II. M. C… A… a demandé au tribunal administratif de Cergy-Pontoise d’annuler l’arrêté du 18 janvier 2024 par lequel le préfet du Val-d’Oise a refusé de lui délivrer un titre de séjour, lui a fait obligation de quitter le territoire français dans un délai de trente jours et a fixé le pays à destination duquel il pourra être éloigné.
Par un jugement nos 2407851, 2407854 du 5 juin 2025, le tribunal administratif de Cergy-Pontoise a rejeté leurs demandes.
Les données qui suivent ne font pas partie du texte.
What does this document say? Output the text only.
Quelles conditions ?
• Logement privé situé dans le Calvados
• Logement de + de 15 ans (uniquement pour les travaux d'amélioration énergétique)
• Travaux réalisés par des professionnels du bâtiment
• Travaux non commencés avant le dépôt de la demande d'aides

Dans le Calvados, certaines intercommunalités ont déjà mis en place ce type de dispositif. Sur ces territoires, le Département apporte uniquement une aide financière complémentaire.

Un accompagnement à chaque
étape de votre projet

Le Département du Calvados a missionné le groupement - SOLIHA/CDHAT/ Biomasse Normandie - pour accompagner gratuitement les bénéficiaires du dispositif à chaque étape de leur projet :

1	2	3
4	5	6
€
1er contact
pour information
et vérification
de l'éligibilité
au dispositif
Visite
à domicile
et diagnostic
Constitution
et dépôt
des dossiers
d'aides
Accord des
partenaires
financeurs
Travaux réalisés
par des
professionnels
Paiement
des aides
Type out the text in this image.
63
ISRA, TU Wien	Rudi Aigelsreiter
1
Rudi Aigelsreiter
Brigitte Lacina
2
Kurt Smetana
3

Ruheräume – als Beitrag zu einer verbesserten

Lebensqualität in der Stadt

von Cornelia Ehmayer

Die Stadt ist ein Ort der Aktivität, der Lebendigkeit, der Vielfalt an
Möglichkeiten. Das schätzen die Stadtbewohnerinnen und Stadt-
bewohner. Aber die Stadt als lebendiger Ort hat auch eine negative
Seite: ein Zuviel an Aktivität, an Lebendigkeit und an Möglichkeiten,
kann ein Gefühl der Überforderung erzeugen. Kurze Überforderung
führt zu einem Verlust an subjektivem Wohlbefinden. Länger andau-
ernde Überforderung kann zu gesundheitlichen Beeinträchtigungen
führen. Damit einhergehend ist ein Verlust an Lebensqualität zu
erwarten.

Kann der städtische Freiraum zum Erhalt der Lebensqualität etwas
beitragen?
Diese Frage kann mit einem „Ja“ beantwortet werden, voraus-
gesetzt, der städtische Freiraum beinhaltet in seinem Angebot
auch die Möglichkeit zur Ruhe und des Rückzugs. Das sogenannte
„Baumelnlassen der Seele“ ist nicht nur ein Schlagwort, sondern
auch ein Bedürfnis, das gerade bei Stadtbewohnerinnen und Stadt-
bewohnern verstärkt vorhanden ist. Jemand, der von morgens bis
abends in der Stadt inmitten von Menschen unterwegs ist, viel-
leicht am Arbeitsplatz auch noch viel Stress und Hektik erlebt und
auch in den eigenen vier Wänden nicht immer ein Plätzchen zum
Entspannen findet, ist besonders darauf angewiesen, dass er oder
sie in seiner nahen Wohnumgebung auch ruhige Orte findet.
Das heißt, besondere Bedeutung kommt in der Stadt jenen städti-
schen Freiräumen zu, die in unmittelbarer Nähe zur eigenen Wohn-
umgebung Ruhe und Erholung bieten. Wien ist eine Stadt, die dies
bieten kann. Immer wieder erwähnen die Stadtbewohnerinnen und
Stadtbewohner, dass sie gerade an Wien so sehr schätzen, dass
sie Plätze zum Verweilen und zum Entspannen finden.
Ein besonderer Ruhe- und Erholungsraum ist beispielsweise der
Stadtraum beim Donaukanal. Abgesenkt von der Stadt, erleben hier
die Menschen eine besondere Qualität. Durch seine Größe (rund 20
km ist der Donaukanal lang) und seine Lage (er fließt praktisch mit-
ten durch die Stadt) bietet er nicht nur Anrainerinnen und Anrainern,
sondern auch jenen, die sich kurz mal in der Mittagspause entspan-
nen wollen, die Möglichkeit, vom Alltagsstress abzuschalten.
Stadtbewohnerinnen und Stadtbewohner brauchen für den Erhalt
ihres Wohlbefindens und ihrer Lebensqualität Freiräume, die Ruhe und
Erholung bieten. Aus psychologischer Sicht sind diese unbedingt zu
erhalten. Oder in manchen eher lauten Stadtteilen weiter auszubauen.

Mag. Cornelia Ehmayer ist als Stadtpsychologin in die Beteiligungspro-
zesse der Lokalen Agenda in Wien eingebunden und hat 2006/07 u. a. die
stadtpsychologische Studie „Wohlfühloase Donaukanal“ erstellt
Procédures devant la cour :
I. Par une requête, enregistrée le 7 juillet 2025, sous le n° 25VE02097, Mme D… A…, représentée par Me Bulajic, demande à la cour :
1°) d’annuler ce jugement ;
2°) d’annuler l’arrêté la concernant ;
3°) d’enjoindre au préfet du Val d’Oise de lui délivrer un titre de séjour, dans un délai d’un mois à compter de la notification de la décision à intervenir, ou, à titre subsidiaire, de réexaminer sa situation, et de lui délivrer, dans cette attente, une autorisation provisoire de séjour ;
4°) de mettre à la charge de l’État la somme de 1500 euros au titre de l’article L. 761-1 du code de justice administrative.
Elle soutient que :
- l’arrêté contesté ne prend pas en compte l’intérêt supérieur de ses enfants mineurs en méconnaissance des stipulations de l’article 3-1 de la convention internationale relative aux droits de l’enfant ;
- il porte une atteinte excessive à sa vie privée et familiale en méconnaissance des stipulations de l’article 8 de la convention européenne de sauvegarde des droits de l’homme et des libertés fondamentales ;
- il méconnaît les dispositions de l’article L. 423-23 du code de l’entrée et du séjour des étrangers et du droit d’asile ;
- il est entaché d’une erreur manifeste d’appréciation de ses conséquences sur sa situation personnelle.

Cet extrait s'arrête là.